The Necessity of Moral Structure

To be human is to establish a structure for living on earth.
I know a little girl roughly age 3. She’s both captivating in appearance, personality and in her intelligence. She’s also a terror, comparing favorably to a Catahoula Cur, demanding constant attention and frequently challenging authority. That’s because she’s about as insecure as little girls can be, living with a single mom who doesn’t quite get it. Mom does have a decent faith background, but she understands religion as rules and ideas, and completely misses the whole underlying foundation of what makes morality. She’s raising a child whom she cannot control without a constant and very forceful physical presence.
While we may argue about what it should look like, most of us realize structure is a necessity for human functioning. Take away the structure, and all you have is a highly emotional and somewhat intelligent animal. That humanity needs structure is visible in the Eden narrative of Genesis, as the other side of the command God gave to manage His creation. We cannot impose on nature what we do not have within us. It’s in our nature to do this still, and we need it to survive. That we are fallen simply complicates things, but does not remove our fundamental nature.

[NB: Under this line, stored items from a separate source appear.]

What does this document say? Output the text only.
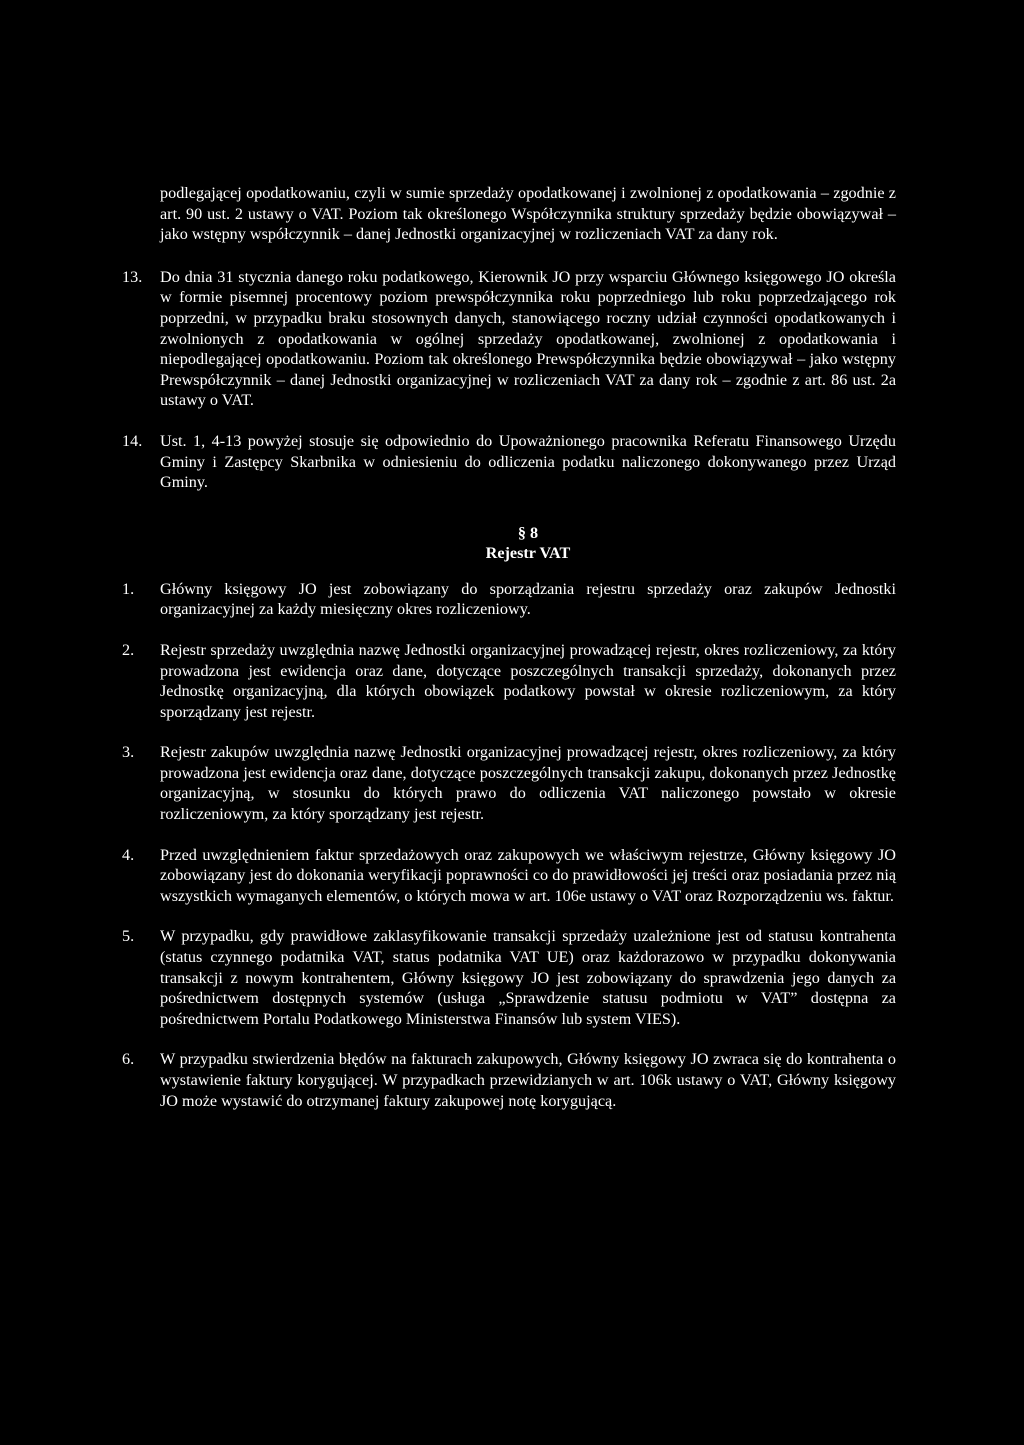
podlegającej opodatkowaniu, czyli w sumie sprzedaży opodatkowanej i zwolnionej z opodatkowania – zgodnie z art. 90 ust. 2 ustawy o VAT. Poziom tak określonego Współczynnika struktury sprzedaży będzie obowiązywał – jako wstępny współczynnik – danej Jednostki organizacyjnej w rozliczeniach VAT za dany rok.

13.	Do dnia 31 stycznia danego roku podatkowego, Kierownik JO przy wsparciu Głównego księgowego JO określa w formie pisemnej procentowy poziom prewspółczynnika roku poprzedniego lub roku poprzedzającego rok poprzedni, w przypadku braku stosownych danych, stanowiącego roczny udział czynności opodatkowanych i zwolnionych z opodatkowania w ogólnej sprzedaży opodatkowanej, zwolnionej z opodatkowania i niepodlegającej opodatkowaniu. Poziom tak określonego Prewspółczynnika będzie obowiązywał – jako wstępny Prewspółczynnik – danej Jednostki organizacyjnej w rozliczeniach VAT za dany rok – zgodnie z art. 86 ust. 2a ustawy o VAT.
14.	Ust. 1, 4-13 powyżej stosuje się odpowiednio do Upoważnionego pracownika Referatu Finansowego Urzędu Gminy i Zastępcy Skarbnika w odniesieniu do odliczenia podatku naliczonego dokonywanego przez Urząd Gminy.

§ 8

Rejestr VAT

1.	Główny księgowy JO jest zobowiązany do sporządzania rejestru sprzedaży oraz zakupów Jednostki organizacyjnej za każdy miesięczny okres rozliczeniowy.
2.	Rejestr sprzedaży uwzględnia nazwę Jednostki organizacyjnej prowadzącej rejestr, okres rozliczeniowy, za który prowadzona jest ewidencja oraz dane, dotyczące poszczególnych transakcji sprzedaży, dokonanych przez Jednostkę organizacyjną, dla których obowiązek podatkowy powstał w okresie rozliczeniowym, za który sporządzany jest rejestr.
3.	Rejestr zakupów uwzględnia nazwę Jednostki organizacyjnej prowadzącej rejestr, okres rozliczeniowy, za który prowadzona jest ewidencja oraz dane, dotyczące poszczególnych transakcji zakupu, dokonanych przez Jednostkę organizacyjną, w stosunku do których prawo do odliczenia VAT naliczonego powstało w okresie rozliczeniowym, za który sporządzany jest rejestr.
4.	Przed uwzględnieniem faktur sprzedażowych oraz zakupowych we właściwym rejestrze, Główny księgowy JO zobowiązany jest do dokonania weryfikacji poprawności co do prawidłowości jej treści oraz posiadania przez nią wszystkich wymaganych elementów, o których mowa w art. 106e ustawy o VAT oraz Rozporządzeniu ws. faktur.
5.	W przypadku, gdy prawidłowe zaklasyfikowanie transakcji sprzedaży uzależnione jest od statusu kontrahenta (status czynnego podatnika VAT, status podatnika VAT UE) oraz każdorazowo w przypadku dokonywania transakcji z nowym kontrahentem, Główny księgowy JO jest zobowiązany do sprawdzenia jego danych za pośrednictwem dostępnych systemów (usługa „Sprawdzenie statusu podmiotu w VAT” dostępna za pośrednictwem Portalu Podatkowego Ministerstwa Finansów lub system VIES).
6.	W przypadku stwierdzenia błędów na fakturach zakupowych, Główny księgowy JO zwraca się do kontrahenta o wystawienie faktury korygującej. W przypadkach przewidzianych w art. 106k ustawy o VAT, Główny księgowy JO może wystawić do otrzymanej faktury zakupowej notę korygującą.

Our Western civilization confuses a lot of things. Raw intelligence does not equate to self order. Some of the highest IQs left to develop in a very disordered social structure typically turn out to be the most vicious predators. There are two types of predators: sociopaths/psychopaths and those insecure. In other words, whereas some few are natural soulless predators, most got that way as the means to facing down fear. The more intelligent tend to become more capricious, creative in finding new ways to distract themselves from insecurity.
IQ assessments are not a raw score, but by their nature measure only relative intelligence against some scale of human average. Yes, they are culturally derived. On top of that, intelligence expresses itself in many different ways, a whole range of talents. We have precious little academic work in the field of moral intelligence. It’s easy to get lost in questions of IQ, when the better question is not how bright someone is, but how they contribute to moral stability. The moral imperative is offering structure, and seeking a better one. Without that, intelligence is morally useless in the broader sense. A sharp mind in a bad environment seldom makes things better, and typically makes things morally worse.
Scripture makes the point not just any structure will do.
Having made much of that structure content here in other posts, I will note simply this. When I visit the home where that rowdy little girl lives, though she still pushes the limits, I have no trouble making her behave well for me for the most part (hint: it’s all about Game). Her mom is constantly amazed by this, but lacks the basic key to understanding how I do it. Already there has been three years without that good moral grounding, and the window of opportunity to turn it around is almost closed. The next best chance is waiting for the child to hit her own moral bottom and learning to listen and absorb what she needs to provide a moral structure for herself.
It’s not magic. Granted, I suppose we could say I have a gift for moral intelligence. Still, because God has demanded we all have some of this, we can only deduce it’s possible for everyone to hone their moral sensitivity and their basic understanding of the framework. When religion is good, that’s what it does. There is little calling for a prophet when folks are doing things right. I’m constantly on fire internally by what I see standing opposed to what seems the clear Word of God to me addressing our failures in this age. There are miracles large and small, each offered by God through my hands to verify His backing of what I teach.
I don’t see myself in charge of much more than my own mouth and fingers on the keyboard. The rest is just making sure I’m in the right place at the right time. It’s pretty challenging to remain sensitive to the Spirit against the cacophony of this age and my own mind. But all I’m doing is restating what’s been truth since time began.
Moral structure is God’s demand of all humanity.